Los atapuercos lo mismo valen para negar el pan y la sal a una de las lenguas del país que dicen defender como para minimizar y desacreditar —y de paso destruir, tanto por acción como por omisión— la importancia del patrimonio histórico, poético y artístico de los canarios, que también lo es, de algún modo, de esa nación que anida en sus —digámoslo ya— falsos ánimos protectores. De ahí que, en aras de velar por lo que es nuestro, por lo que nos pertenece, por lo que nos ha sido entregado para su custodia y acrecentamiento, sea indispensable que realicemos cuanto esté en nuestras manos —como dijo aquel: «El que pueda hacer, que haga»— para que estos cavernícolas, liberados de cualquier sujeción democrática, amparados en una suerte de impunidad, arrasen con su ignorancia, su desfachatez y su desprecio por la cultura lo que se ha forjado durante siglos en nuestro pueblo desde la creatividad, el cariño, la solidaridad, la fraternidad, la brillantez intelectual...

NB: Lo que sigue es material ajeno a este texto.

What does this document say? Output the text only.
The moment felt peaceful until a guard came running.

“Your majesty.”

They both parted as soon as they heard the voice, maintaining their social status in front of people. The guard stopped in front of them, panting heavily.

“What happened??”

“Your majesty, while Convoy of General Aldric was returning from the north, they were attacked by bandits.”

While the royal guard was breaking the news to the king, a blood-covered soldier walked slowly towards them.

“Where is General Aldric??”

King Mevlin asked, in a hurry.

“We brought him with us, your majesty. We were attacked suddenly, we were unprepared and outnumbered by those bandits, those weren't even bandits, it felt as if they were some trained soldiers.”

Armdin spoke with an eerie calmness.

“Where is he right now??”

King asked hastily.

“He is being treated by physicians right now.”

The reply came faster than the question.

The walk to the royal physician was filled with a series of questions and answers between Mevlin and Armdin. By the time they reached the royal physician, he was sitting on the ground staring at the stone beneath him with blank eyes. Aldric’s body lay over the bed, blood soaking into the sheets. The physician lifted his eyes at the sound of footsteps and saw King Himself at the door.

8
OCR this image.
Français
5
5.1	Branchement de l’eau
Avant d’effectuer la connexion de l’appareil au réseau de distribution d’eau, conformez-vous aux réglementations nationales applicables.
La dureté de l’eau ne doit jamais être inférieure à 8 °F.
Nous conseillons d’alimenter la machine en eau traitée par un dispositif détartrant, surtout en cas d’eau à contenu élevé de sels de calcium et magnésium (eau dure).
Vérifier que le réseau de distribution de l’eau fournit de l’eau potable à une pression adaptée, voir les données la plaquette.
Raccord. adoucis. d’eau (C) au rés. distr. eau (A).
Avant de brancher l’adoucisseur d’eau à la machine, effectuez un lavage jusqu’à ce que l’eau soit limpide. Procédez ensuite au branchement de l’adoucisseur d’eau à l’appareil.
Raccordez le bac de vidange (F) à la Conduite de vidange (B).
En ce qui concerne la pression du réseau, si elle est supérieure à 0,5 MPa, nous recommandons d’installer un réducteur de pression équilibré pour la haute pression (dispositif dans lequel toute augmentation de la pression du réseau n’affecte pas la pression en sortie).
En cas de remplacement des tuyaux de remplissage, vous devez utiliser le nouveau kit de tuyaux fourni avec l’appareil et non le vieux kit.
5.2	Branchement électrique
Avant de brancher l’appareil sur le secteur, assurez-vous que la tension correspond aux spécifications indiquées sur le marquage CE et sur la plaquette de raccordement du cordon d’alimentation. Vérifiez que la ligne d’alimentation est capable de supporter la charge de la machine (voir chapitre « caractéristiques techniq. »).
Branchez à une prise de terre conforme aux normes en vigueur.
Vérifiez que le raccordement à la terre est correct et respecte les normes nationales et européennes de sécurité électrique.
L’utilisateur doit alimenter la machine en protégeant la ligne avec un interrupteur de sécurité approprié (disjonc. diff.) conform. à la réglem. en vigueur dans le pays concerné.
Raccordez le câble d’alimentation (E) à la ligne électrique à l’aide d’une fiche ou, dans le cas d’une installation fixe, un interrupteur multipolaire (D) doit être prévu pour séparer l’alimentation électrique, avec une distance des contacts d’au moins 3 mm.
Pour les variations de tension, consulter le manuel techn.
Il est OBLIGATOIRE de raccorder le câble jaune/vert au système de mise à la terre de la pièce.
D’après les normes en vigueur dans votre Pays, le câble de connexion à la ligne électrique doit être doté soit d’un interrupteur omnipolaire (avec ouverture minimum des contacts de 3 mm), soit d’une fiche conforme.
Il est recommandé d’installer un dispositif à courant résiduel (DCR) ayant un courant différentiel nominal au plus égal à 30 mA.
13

Por eso, porque se avecinan tiempos convulsos, porque se vislumbran sombras afines a las que hace justo nueve décadas trajeron consigo la Guerra Civil, porque somos conscientes (o deberíamos serlo) de que es horroroso lo que se perdería por culpa de la indolencia colectiva, convendría consolidar desde los ámbitos del sistema educativo de Canarias un afianzamiento mayor y mejor de todo cuanto sería objeto de ataques desmedidos por parte de los atapuercos. Lo canario no puede ser un complemento, una vía posible entre otras, una opción, una empresa sujeta al ánimo particular por su abordaje en los tramos de un calendario escolar donde la frialdad de los currículos y las programaciones antes cimenta en sus pacientes —alumnado y profesorado— la sensación de desconexión e irrealidad que de orden y precisión. La ley —un “artefacto” creado por la voluntad de los hombres— ha de buscar el acomodo adecuado para que estas manifestaciones arraigadas en lo que somos como pueblo —estas materias troncales de nuestra realidad, por seguir la terminología educativa— tengan el peso que les corresponde.

Canarias debe mostrarse en las aulas con holgura. No de un modo coyuntural ni ocasional. Canarias no es una circunstancia. No es un hecho, ni una fecha. No es un anexo curricular. No es un «de paso, pues…». Canarias sabe ser universal porque es universal. No entendamos el mundo para comprender Canarias. Al revés: entender Canarias nos ayuda a comprender el mundo. Hay que invertir la perspectiva. Hay que cambiar el punto de vista para que los atapuercos, al mismo tiempo, se viren y vuelvan a la oscuridad de sus cuevas, de donde no deberían nunca salir.